- Speed Farm
- U.S. National Register of Historic Places
- U.S. Historic district
- Location: W side NC 1436 between NC 1432 and NC 1434, near Gupton, North Carolina
- Coordinates: 36°11′17″N 78°11′26″W﻿ / ﻿36.18806°N 78.19056°W
- Area: 596 acres (241 ha)
- Built: c. 1847
- Architectural style: I-house
- NRHP reference No.: 91001907
- Added to NRHP: December 27, 1991

= Speed Farm =

Historic farm in North Carolina, United States

Speed Farm is a historic farm complex and national historic district located near Gupton, Franklin County, North Carolina. The district encompasses 14 contributing buildings, 2 contributing sites, and 5 contributing structures.
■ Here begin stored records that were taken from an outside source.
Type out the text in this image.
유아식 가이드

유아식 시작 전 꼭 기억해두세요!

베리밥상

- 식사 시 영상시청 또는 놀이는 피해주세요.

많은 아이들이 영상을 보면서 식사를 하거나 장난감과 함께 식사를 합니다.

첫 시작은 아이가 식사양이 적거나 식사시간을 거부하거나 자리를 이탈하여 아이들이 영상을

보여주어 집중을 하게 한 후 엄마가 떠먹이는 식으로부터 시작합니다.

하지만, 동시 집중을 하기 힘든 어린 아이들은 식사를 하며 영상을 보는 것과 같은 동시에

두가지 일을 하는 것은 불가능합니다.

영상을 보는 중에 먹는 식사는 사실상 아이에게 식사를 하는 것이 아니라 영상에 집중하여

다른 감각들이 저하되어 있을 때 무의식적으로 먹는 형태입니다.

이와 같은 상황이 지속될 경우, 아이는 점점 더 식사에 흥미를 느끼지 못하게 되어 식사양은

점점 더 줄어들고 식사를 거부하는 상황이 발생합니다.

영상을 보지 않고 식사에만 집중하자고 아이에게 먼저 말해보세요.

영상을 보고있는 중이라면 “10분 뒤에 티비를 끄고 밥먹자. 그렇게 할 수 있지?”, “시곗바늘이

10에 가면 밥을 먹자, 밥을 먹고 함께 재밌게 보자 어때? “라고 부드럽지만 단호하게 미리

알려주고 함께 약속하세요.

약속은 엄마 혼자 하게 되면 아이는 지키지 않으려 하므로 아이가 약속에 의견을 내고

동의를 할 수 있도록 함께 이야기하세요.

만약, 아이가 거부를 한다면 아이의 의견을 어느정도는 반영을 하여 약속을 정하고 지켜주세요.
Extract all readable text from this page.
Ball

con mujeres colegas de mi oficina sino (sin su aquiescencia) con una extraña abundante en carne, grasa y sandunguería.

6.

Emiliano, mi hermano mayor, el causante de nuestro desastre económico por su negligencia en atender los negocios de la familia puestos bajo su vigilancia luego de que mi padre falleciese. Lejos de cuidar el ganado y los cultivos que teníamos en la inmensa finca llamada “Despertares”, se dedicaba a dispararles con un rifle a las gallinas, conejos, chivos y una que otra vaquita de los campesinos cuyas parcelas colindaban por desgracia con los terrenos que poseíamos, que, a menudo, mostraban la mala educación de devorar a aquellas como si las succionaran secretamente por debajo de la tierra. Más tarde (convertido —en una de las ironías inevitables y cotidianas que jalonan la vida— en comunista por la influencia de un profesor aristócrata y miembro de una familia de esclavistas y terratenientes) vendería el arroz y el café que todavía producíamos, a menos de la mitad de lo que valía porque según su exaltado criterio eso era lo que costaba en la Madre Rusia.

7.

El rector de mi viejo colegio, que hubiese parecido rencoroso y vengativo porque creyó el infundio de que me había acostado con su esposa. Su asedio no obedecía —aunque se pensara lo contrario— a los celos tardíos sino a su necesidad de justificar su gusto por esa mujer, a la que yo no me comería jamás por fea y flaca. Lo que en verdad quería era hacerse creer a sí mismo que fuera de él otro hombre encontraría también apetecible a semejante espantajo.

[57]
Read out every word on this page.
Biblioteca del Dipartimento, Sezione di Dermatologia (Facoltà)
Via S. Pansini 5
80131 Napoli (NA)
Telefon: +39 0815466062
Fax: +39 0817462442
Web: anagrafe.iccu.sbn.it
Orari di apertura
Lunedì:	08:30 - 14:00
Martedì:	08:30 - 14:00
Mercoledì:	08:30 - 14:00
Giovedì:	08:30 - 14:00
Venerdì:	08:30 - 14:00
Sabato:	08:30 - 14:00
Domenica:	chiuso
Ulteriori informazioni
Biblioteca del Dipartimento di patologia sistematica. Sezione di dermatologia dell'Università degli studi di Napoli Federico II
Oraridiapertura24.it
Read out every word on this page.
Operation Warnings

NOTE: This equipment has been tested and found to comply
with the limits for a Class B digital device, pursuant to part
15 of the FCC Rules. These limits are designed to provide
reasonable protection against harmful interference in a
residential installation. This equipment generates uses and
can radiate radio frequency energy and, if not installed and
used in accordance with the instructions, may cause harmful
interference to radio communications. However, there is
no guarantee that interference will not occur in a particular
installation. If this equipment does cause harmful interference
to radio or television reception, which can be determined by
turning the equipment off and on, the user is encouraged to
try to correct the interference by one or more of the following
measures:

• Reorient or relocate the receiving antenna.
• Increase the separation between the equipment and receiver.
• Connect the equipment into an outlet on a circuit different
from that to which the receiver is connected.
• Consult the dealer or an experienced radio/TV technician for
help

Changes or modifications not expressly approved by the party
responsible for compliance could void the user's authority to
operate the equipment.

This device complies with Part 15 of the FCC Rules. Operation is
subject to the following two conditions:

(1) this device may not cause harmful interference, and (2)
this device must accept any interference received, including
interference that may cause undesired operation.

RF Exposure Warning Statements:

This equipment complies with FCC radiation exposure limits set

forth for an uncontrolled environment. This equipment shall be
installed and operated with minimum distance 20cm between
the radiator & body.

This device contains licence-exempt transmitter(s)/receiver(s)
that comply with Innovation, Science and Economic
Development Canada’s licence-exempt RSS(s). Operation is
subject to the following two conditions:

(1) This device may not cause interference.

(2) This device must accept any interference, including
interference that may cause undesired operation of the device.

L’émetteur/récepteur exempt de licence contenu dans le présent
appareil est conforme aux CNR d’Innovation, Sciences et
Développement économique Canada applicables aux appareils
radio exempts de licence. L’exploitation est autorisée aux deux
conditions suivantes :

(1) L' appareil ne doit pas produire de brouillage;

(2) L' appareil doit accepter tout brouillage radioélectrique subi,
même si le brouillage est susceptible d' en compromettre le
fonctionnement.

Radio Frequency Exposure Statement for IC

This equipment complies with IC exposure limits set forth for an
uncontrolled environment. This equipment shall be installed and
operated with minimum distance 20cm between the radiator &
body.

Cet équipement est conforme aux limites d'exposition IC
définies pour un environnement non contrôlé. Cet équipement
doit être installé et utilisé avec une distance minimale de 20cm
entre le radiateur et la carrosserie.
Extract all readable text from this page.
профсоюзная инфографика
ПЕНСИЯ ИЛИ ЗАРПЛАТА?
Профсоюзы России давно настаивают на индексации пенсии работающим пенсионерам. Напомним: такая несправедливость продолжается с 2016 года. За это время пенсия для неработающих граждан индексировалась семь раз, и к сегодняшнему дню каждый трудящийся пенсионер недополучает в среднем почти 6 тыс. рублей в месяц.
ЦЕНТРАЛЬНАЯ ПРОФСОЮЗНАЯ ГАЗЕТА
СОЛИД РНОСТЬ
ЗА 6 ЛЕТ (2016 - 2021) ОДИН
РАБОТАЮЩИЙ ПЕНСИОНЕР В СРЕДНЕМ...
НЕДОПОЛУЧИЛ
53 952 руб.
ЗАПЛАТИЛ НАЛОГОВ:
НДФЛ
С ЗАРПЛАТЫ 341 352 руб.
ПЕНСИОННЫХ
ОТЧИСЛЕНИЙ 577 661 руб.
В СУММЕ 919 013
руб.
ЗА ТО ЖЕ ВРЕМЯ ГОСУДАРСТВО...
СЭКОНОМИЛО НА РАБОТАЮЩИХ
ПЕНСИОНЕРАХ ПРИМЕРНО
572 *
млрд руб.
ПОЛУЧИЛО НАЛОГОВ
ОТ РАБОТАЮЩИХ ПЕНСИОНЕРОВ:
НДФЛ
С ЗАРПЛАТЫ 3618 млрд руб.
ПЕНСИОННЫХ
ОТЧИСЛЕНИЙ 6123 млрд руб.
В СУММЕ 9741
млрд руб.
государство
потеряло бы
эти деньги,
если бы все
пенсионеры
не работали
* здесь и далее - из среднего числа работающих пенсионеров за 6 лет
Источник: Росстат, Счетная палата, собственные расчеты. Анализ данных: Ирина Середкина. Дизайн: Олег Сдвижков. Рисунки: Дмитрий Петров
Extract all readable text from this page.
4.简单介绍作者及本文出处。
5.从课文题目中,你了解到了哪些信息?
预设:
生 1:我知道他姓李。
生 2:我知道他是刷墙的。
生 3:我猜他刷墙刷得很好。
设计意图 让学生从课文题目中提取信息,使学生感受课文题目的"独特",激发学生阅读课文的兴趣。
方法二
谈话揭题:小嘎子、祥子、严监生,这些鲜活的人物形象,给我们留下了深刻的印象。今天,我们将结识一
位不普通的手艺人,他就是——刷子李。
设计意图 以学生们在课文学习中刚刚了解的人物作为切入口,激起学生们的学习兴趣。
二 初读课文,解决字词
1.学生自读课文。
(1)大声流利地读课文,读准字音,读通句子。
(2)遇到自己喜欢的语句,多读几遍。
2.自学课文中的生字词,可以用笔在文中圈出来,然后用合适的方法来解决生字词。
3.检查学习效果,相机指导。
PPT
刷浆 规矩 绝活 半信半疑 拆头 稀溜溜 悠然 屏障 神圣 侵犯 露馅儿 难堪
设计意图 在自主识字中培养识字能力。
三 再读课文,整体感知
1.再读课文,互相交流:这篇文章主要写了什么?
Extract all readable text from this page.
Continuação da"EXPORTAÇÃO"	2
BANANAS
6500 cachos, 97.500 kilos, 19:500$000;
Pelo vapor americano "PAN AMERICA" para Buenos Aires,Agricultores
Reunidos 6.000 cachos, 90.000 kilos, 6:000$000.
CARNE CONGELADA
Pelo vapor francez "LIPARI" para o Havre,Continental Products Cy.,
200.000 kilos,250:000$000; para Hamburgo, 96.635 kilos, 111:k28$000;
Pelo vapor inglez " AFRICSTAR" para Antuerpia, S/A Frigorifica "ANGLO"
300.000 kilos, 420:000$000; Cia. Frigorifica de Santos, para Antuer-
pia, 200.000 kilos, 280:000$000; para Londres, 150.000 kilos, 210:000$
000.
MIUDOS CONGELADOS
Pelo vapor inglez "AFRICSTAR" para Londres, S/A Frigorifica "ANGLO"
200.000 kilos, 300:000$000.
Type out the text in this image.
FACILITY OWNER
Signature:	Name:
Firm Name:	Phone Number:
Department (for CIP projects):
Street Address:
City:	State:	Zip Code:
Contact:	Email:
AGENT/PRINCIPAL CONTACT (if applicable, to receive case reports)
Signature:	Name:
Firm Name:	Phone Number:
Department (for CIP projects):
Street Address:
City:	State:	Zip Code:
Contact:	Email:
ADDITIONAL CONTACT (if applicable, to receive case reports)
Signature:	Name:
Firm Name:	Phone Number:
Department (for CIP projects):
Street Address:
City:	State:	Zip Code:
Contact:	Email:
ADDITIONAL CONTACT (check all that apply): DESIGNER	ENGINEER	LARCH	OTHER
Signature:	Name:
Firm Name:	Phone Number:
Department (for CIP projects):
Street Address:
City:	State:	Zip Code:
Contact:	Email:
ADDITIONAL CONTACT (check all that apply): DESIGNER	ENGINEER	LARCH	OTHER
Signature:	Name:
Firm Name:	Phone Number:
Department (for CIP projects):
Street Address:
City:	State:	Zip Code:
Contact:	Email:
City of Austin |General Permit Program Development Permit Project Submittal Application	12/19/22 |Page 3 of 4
The farmhouse was built about 1847 and remodelled to its current configuration in 1900. It is a two-story, three-bay, I-house style frame dwelling. It has a gable roof and an almost full-width front porch. Also on the property are the contributing milk house (c. 1847), smokehouse (c. 1847), kitchen (c. 1847), family cemetery, and an agricultural complex with a granary, ram tower (c. 1935), barn (c. 1840, 1850), corn cribs, hog shed, tobacco grading building (c. 1930), five tobacco barns (c. 1940), and a tenant house (c. 1935).

It was listed on the National Register of Historic Places in 1991.